The UK Biobank project, hailed as the beginning of a 'new era in medicine', has secured initial funding of £45 million. The money comes from a collaboration between the UK's Medical Research Council (MRC), Wellcome Trust and Department of Health.
Genetic details of 500,000 volunteers, all aged between 45 and 69, will be collected and stored in a central pool, as part of the world's largest study of the role of genetics, environment and lifestyle in health and disease. It is hoped that the scheme, along with the data acquired from the Human Genome Project, will provide information that will assist in the development of improved diagnostic techniques and new treatments for a range of diseases.
It is hoped that, in the long term, information gleaned from the project will also enable preventative measures to be introduced. Also, according to Professor Sir George Radda, chief executive of the MRC, it is hoped that 'in 20 years time, we may see individualised approaches to disease prevention and treatment'.
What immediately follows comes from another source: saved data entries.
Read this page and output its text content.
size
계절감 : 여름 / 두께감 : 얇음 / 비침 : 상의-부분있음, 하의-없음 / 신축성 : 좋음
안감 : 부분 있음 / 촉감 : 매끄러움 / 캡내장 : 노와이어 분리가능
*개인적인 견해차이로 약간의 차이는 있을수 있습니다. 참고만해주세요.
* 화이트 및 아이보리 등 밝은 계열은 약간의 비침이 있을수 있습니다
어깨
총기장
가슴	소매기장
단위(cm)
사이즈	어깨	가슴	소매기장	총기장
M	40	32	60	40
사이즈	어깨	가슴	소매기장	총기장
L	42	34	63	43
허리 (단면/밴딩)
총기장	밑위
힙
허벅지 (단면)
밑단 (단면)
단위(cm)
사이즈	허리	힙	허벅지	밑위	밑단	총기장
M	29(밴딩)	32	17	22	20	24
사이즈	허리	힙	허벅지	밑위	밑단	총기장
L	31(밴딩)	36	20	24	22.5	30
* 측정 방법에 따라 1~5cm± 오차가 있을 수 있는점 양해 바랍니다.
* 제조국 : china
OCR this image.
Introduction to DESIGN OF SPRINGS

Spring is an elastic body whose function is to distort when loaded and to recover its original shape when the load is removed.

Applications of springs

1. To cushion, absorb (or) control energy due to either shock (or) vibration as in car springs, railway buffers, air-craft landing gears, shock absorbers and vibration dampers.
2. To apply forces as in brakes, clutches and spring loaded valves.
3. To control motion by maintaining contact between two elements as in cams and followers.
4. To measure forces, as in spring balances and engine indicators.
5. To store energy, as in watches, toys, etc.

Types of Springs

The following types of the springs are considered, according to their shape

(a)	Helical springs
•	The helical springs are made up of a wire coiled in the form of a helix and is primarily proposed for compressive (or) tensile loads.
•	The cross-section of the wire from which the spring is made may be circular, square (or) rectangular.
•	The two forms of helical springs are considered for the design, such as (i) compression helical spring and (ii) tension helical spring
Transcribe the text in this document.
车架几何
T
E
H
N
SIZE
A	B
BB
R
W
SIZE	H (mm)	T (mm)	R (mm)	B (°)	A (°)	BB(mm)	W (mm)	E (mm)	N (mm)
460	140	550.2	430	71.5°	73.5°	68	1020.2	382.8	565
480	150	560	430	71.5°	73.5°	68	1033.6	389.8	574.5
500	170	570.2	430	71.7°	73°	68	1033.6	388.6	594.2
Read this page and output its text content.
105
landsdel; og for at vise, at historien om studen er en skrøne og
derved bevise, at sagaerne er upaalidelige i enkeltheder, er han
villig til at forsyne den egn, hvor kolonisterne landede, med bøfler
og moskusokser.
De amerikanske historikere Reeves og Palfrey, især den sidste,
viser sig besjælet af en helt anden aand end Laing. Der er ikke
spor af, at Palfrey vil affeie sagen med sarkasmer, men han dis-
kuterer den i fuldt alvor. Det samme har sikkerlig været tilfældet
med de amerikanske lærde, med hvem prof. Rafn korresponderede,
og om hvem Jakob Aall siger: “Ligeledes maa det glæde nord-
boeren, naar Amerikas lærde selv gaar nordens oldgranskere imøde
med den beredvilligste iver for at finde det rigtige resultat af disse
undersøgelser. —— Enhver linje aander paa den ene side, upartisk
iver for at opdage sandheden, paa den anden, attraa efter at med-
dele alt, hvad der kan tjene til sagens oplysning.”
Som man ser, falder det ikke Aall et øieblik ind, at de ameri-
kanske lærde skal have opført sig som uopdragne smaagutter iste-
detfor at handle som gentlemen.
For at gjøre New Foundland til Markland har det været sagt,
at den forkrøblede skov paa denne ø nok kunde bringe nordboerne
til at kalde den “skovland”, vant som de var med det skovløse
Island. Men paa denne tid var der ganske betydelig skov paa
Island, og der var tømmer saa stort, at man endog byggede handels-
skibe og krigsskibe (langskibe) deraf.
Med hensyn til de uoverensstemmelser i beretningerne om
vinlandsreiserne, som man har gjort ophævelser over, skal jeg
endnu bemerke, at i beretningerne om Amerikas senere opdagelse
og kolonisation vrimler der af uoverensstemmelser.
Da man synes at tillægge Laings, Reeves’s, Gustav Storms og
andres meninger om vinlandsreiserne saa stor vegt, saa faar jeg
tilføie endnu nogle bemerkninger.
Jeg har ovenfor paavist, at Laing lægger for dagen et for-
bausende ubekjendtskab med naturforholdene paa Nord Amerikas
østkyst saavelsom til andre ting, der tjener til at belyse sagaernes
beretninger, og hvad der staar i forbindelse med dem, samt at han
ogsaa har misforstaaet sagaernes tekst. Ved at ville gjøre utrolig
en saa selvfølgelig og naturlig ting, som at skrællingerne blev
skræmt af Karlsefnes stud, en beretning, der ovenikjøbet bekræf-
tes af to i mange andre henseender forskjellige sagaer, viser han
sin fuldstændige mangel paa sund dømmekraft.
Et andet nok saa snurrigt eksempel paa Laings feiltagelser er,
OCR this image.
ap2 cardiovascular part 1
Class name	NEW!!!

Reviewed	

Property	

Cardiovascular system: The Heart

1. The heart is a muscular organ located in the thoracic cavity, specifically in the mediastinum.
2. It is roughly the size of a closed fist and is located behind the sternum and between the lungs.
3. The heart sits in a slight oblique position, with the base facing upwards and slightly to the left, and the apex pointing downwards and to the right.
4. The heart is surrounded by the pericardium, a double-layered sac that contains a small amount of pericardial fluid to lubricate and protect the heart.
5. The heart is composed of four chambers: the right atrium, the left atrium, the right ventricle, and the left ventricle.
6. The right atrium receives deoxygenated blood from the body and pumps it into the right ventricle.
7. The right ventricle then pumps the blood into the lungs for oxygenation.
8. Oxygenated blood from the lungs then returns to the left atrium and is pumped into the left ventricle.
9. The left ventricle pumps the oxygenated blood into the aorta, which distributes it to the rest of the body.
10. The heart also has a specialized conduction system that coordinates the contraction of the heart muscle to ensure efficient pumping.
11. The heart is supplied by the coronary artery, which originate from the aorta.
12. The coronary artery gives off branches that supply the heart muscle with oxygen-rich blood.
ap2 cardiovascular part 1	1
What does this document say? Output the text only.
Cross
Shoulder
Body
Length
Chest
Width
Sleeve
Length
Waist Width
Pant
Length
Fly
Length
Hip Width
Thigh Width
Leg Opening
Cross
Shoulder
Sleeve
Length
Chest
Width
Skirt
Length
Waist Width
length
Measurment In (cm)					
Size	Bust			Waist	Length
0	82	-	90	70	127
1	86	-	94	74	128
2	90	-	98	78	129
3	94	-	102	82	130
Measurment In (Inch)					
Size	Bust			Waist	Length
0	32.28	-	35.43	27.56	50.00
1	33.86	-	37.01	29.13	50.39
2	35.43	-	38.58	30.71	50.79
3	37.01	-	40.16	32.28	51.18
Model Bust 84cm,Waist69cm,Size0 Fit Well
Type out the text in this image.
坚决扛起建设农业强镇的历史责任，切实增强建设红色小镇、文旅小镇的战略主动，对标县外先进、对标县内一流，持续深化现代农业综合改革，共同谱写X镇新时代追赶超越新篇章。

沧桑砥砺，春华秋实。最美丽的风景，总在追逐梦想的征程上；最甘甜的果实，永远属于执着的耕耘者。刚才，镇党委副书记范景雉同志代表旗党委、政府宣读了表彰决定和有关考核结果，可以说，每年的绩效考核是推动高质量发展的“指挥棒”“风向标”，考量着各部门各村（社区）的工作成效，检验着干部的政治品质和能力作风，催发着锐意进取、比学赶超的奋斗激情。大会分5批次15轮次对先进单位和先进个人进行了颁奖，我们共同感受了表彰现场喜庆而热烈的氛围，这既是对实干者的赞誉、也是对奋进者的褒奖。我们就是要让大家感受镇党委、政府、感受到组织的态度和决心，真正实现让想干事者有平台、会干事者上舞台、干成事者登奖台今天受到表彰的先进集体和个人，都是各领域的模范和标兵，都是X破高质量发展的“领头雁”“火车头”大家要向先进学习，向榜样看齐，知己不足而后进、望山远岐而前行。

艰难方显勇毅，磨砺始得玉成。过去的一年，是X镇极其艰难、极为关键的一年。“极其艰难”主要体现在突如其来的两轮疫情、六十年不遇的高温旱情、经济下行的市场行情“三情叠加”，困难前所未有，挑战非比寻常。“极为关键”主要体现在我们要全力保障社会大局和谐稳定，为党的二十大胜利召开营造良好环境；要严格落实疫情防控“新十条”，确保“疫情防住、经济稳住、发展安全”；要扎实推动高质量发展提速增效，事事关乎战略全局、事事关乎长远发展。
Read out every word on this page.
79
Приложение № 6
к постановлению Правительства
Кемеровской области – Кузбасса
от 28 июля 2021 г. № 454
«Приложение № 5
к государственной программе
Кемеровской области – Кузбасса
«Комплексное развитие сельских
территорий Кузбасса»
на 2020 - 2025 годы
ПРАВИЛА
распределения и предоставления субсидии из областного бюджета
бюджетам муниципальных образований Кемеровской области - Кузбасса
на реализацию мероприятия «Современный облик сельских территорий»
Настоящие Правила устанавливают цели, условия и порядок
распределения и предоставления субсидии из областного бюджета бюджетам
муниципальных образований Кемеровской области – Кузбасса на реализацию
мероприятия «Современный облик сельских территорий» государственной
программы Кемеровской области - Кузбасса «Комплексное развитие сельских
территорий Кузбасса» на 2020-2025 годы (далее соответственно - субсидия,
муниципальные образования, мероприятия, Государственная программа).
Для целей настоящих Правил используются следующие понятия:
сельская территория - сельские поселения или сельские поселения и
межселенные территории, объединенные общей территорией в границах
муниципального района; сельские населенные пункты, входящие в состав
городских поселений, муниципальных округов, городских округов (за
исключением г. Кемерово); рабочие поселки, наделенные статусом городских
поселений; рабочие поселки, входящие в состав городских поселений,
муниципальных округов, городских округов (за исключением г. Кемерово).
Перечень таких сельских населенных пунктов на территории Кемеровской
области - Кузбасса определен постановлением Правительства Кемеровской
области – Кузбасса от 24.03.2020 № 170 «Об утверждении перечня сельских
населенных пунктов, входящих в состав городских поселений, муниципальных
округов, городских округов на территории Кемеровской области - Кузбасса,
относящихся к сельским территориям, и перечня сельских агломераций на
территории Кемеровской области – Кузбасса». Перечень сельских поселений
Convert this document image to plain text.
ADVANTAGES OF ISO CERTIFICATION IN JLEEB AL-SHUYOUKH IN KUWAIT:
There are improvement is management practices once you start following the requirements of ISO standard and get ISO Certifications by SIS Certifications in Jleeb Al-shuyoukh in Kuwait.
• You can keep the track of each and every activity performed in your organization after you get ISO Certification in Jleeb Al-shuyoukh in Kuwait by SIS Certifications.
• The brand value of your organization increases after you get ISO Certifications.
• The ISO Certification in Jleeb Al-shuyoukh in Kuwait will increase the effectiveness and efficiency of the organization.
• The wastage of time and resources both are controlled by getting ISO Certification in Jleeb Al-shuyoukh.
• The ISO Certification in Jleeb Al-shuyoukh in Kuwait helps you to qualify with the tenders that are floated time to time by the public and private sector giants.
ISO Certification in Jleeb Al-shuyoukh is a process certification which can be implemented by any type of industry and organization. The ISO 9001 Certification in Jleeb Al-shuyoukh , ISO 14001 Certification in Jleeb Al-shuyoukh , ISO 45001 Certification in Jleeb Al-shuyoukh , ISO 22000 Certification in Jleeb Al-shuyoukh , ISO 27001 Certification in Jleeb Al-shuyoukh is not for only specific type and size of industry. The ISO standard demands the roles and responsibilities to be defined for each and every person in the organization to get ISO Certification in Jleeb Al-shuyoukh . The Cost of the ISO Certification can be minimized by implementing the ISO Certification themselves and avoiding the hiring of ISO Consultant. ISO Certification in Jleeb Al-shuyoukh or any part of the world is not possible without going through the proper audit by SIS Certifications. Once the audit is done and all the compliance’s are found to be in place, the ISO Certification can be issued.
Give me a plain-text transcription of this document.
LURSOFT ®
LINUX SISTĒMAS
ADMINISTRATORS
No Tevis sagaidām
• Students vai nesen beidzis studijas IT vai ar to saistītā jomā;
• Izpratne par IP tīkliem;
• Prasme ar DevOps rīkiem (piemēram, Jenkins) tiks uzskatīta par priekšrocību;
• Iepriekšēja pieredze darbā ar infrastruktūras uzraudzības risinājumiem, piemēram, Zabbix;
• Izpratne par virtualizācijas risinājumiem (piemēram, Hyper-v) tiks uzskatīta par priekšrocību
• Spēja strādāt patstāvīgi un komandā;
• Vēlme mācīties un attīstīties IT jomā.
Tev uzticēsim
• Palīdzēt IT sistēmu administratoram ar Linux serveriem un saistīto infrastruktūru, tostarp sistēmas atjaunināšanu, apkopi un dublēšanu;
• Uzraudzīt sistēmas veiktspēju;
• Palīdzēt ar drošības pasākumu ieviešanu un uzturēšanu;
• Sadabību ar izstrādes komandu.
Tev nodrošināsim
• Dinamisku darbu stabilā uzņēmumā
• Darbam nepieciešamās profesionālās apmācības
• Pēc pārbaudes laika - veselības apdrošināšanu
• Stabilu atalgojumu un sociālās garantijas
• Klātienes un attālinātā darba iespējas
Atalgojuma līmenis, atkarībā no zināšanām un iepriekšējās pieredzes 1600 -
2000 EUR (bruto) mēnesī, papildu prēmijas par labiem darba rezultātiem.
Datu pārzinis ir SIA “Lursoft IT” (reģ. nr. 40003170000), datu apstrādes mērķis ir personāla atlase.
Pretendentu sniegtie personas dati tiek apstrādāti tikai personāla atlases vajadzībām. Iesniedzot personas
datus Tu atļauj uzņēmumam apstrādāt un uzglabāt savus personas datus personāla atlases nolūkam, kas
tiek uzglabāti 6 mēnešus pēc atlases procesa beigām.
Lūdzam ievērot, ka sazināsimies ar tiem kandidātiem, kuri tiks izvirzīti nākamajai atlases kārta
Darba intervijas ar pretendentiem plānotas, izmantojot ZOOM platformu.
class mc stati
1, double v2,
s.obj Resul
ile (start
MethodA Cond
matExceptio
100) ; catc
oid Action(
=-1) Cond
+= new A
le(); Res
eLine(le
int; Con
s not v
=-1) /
The Government has expressed its support for the project. Health Minister Lord Hunt described the UK as 'leading the world' and stated that the UK Government is enthusiastic and fully committed to this project and will be closely monitoring the outputs'. However, other groups have condemned the project, saying that not enough safeguards are in place. Helen Wallace, of GeneWatch, said that 'there are real concerns about the commercial interests driving this research' and that legal safeguards need to be in place before any work begins. David King, co-ordinator of Human Genetics Alert, said that the group was concerned that the ethics of the project had not been properly discussed. But Biobank says that it will be guided by an independent committee to ensure the responsible and ethical use of the data it obtains.